In den beiden vorangegangenen Entscheidungen des VIII. ZS des BGH v. 14.9.2021 und v. 5.7.2022, a.a.O., ging es um die Erstattungsfähigkeit der Terminsreisekosten der Kölner Hauptbevollmächtigten der in München geschäftsansässigen Klägerin. In beiden Fällen hatte der BGH die Erstattungsfähigkeit der Terminsreisekosten der Klägerin entgegen der Auffassung des OLG München in vollem Umfang bejaht. Dies hat der BGH in beiden Entscheidungen damit begründet, die Hinzuziehung der auswärtigen Prozessbevollmächtigten der Klägerin seien notwendig, weil die Klägerin für die Führung einer Vielzahl von Rechtsstreitigkeiten im gesamten Bundesgebiet eine einzige Anwaltskanzlei beauftragt hat. Deshalb komme es für die Erstattungsfähigkeit der vollen Terminsreisekosten nicht darauf an, wo dieser Rechtsstreit geführt werde. Dies hat dann zur Folge, dass im Einzelfall die Terminsreisekosten der auswärtigen Prozessbevollmächtigten auch dann erstattungsfähig sind, wenn der Rechtsstreit vor einem Gericht am Geschäftssitz der erstattungsberechtigten Partei – das war hier München – geführt wird. In einem solchen Fall kommt dann die Beschränkung der Terminsreisekosten auf die fiktiven Kosten eines Anwalts, dessen Kanzlei sich an dem von dem Gericht am weitesten entfernten Ort innerhalb des Gerichtsbezirks befindet, nicht in Betracht.

Diese Rspr. des BGH begünstigt Parteien, die eine Vielzahl von Rechtsstreitigkeiten im gesamten Bundesgebiet zu führen haben. Für den Prozessgegner hat dies zur Folge, dass er das Prozesskostenrisiko vor Beginn des Rechtsstreits kaum abschätzen kann. Er weiß nämlich nicht, dass der Prozessgegner – hier die Klägerin mit Geschäftssitz in München – stets auswärtige Prozessbevollmächtigte einschaltet. Vielmehr kann der Prozessgegner regelmäßig erwarten, dass sich eine in München geschäftsansässige Partei auch durch einen Münchener Prozessbevollmächtigten vertreten lässt. Die Besonderheiten, aufgrund derer ausnahmsweise die Einschaltung eines auswärtigen Prozessbevollmächtigten auch für die Führung eines Rechtsstreits am Geschäftssitz der Partei gegeben sind, sind dem Prozessgegner regelmäßig nicht bekannt.

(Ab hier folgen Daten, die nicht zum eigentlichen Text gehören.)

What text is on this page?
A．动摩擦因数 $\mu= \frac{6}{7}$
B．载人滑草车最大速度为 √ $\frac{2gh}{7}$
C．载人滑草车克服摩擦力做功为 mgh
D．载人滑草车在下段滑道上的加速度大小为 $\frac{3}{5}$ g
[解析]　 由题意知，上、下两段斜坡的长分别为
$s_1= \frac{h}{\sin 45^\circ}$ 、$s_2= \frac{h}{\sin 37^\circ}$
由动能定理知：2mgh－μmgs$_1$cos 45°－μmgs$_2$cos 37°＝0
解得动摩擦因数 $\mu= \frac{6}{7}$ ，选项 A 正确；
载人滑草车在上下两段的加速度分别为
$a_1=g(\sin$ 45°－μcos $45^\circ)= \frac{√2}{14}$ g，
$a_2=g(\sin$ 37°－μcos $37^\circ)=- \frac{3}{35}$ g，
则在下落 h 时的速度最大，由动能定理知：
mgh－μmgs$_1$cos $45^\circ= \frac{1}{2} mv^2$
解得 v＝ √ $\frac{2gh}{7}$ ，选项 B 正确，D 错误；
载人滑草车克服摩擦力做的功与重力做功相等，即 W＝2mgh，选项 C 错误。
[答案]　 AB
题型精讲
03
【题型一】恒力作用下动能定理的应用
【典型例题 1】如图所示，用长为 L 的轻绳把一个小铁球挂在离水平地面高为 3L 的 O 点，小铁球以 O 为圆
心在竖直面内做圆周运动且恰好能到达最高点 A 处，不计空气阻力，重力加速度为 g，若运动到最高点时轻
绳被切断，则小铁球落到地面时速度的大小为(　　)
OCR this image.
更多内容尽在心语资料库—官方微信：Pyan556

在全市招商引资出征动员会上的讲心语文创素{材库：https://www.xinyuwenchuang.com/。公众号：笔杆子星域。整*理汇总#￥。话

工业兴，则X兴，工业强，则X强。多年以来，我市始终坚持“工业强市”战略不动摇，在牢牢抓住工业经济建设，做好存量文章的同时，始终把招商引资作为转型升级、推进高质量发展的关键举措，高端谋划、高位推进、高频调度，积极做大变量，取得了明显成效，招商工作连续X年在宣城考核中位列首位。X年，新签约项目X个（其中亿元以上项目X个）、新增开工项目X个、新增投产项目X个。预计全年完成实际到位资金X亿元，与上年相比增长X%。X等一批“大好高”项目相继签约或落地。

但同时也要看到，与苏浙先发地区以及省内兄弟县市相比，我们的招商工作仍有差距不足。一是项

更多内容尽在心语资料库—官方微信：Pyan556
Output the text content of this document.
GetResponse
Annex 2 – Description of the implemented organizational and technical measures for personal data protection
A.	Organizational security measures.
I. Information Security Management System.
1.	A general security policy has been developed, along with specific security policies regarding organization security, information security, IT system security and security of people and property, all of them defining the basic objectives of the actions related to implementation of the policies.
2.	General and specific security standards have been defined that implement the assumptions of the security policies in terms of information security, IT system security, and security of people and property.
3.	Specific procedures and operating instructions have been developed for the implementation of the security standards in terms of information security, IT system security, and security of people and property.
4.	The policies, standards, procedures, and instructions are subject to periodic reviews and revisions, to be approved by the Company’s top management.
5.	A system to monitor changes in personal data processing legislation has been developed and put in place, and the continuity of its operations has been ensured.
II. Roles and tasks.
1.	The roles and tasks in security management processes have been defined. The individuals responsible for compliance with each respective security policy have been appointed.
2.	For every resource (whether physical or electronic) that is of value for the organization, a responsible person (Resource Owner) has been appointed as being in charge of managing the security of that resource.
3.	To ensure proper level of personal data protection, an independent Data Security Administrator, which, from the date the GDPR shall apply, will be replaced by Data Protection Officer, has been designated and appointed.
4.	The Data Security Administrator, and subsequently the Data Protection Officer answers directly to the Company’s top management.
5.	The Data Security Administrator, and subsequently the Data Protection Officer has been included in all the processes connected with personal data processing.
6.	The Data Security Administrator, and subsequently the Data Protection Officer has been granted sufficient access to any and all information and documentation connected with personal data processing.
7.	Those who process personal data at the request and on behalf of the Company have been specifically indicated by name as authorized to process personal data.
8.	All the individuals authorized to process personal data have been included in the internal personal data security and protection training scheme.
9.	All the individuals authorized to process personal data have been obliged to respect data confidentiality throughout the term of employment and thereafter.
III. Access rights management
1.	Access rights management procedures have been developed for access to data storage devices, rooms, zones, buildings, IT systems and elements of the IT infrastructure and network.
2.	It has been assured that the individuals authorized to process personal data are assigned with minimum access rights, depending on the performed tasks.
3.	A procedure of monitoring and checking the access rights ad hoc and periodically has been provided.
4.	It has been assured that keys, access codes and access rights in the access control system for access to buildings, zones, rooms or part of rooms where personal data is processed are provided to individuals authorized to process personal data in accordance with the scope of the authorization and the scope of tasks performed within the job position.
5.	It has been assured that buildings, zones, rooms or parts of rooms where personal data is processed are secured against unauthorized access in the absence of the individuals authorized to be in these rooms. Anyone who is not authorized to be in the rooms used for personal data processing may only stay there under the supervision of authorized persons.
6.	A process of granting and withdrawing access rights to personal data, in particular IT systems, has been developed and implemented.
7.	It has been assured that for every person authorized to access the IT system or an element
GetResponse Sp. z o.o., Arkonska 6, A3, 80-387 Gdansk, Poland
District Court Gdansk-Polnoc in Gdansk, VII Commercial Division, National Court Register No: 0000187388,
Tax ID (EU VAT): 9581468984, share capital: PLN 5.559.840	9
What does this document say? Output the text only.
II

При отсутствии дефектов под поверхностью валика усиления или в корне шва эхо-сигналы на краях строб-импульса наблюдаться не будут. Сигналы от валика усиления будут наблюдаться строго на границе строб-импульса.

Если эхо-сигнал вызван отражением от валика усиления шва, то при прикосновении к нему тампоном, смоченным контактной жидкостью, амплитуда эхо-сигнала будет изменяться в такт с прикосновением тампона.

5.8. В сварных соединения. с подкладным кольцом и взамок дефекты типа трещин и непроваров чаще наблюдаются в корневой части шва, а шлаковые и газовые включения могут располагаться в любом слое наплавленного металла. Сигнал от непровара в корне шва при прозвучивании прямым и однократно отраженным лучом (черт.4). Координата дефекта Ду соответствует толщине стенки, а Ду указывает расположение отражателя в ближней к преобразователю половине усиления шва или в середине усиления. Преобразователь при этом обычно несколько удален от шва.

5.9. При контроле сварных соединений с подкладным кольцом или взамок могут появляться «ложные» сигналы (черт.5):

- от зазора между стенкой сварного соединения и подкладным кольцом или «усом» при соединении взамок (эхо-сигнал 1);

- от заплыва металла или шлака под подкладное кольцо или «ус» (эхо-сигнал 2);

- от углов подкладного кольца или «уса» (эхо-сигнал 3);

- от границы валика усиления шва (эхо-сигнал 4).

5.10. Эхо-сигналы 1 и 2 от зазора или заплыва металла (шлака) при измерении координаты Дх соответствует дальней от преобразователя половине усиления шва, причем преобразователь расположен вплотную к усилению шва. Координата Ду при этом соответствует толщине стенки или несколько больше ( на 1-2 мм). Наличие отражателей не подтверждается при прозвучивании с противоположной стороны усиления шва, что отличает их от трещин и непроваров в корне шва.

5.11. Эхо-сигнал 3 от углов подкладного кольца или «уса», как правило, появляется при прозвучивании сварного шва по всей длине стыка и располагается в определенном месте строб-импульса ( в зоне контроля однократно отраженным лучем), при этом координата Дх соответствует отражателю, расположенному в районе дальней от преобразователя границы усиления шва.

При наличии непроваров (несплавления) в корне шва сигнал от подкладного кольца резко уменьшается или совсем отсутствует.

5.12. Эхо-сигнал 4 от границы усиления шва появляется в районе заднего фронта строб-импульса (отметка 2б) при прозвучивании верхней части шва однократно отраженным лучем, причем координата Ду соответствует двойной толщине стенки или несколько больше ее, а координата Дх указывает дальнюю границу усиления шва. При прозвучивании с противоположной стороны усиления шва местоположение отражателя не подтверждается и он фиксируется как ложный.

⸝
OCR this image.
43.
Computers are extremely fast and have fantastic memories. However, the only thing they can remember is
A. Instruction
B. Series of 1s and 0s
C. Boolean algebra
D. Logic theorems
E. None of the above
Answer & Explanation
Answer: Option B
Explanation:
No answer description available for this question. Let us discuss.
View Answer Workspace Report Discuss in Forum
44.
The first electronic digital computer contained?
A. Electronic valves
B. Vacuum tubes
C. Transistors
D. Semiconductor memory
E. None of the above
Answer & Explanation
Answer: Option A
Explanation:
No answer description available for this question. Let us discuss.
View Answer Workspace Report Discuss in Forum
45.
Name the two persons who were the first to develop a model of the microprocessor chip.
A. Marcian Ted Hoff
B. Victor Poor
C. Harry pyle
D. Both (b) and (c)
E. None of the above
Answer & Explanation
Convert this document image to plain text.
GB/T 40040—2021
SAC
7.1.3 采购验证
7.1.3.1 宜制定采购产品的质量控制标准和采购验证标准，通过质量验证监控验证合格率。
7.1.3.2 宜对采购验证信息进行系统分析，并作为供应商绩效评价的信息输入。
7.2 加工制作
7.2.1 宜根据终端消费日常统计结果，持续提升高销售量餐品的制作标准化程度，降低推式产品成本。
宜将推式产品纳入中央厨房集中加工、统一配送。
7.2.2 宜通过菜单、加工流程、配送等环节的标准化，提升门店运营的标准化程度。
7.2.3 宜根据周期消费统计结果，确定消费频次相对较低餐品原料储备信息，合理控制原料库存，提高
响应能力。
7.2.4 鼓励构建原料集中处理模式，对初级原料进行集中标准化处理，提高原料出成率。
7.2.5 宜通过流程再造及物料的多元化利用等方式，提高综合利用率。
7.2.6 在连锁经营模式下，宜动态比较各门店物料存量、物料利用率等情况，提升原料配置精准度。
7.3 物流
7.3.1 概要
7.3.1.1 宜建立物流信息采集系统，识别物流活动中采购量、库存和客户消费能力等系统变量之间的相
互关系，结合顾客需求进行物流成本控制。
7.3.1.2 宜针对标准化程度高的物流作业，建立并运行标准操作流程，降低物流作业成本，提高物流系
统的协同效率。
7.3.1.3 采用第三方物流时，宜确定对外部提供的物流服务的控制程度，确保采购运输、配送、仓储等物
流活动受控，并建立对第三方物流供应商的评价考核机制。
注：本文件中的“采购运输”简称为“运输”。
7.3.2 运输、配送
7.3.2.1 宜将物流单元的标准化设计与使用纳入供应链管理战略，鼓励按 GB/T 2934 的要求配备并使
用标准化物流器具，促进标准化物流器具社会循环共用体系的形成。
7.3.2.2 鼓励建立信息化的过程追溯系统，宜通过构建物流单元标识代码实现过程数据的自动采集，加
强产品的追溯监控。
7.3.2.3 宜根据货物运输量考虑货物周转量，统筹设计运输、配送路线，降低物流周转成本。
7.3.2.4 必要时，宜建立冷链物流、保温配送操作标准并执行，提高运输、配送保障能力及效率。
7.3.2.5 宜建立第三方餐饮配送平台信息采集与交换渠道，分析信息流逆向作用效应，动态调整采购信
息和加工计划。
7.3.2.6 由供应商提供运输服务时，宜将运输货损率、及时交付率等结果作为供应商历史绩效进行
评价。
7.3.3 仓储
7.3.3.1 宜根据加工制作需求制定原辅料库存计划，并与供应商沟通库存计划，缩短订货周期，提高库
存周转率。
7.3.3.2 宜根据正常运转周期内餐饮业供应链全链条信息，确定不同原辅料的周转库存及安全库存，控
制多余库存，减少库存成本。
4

In diesem Fall hatte sich die Klägerin im Verhandlungstermin vor dem LG München I nicht durch ihre Kölner Hauptbevollmächtigten vertreten lassen. Gleichwohl war die Frage zu entscheiden, ob die – fiktiven – Terminsreisekosten der Kölner Prozessbevollmächtigen notwendig gewesen wären, wenn sie denn den Termin selbst wahrgenommen hätten. Denn die Kosten des Terminsvertreters sind in einem solchen Fall dann erstattungsfähig, wenn sie die ersparten Terminsreisekosten des Hauptbevollmächtigten um nicht mehr als 10 % überschreiten. Insoweit besteht somit ein Zusammenhang zwischen der Erstattungsfähigkeit der – hier tatsächlich nicht angefallenen – Terminsreisekosten der Kölner Prozessbevollmächtigten der Klägerin und der Erstattungsfähigkeit der Terminsvertreterkosten.

Dem mitgeteilten Sachverhalt lässt sich nicht entnehmen, wie sich die von der Klägerin geltend gemachten Kosten für die Terminsvertretung durch den Terminsvertreter aus Fürstenfeldbruck errechnen. Zur Klarstellung sei bemerkt, dass diese Terminsvertreterkosten zunächst einmal insoweit erstattungsfähig sind, als durch die Einschaltung des Terminsvertreters regelmäßig auf Seiten der Hauptbevollmächtigten der Anfall einer Terminsgebühr nach Nr. 3104 VV erspart worden ist. Dies gilt ausnahmsweise dann nicht, wenn dem Hauptbevollmächtigten eine Terminsgebühr durch Wahrnehmung eines weiteren Verhandlungstermins oder durch Besprechungen zur Erledigung oder Vermeidung des Rechtsstreits angefallen ist. Liegt ein solcher Ausnahmefall (Anfall der Terminsgebühr bei den Hauptbevollmächtigten) nicht vor, sind die Terminsvertreterkosten zunächst einmal i.H.d. ersparten Terminsgebühr erstattungsfähig. Erst für die darüber hinausgehenden Mehrkosten kommt es auf die vom BGH erörterten erstattungsrechtlichen Probleme an.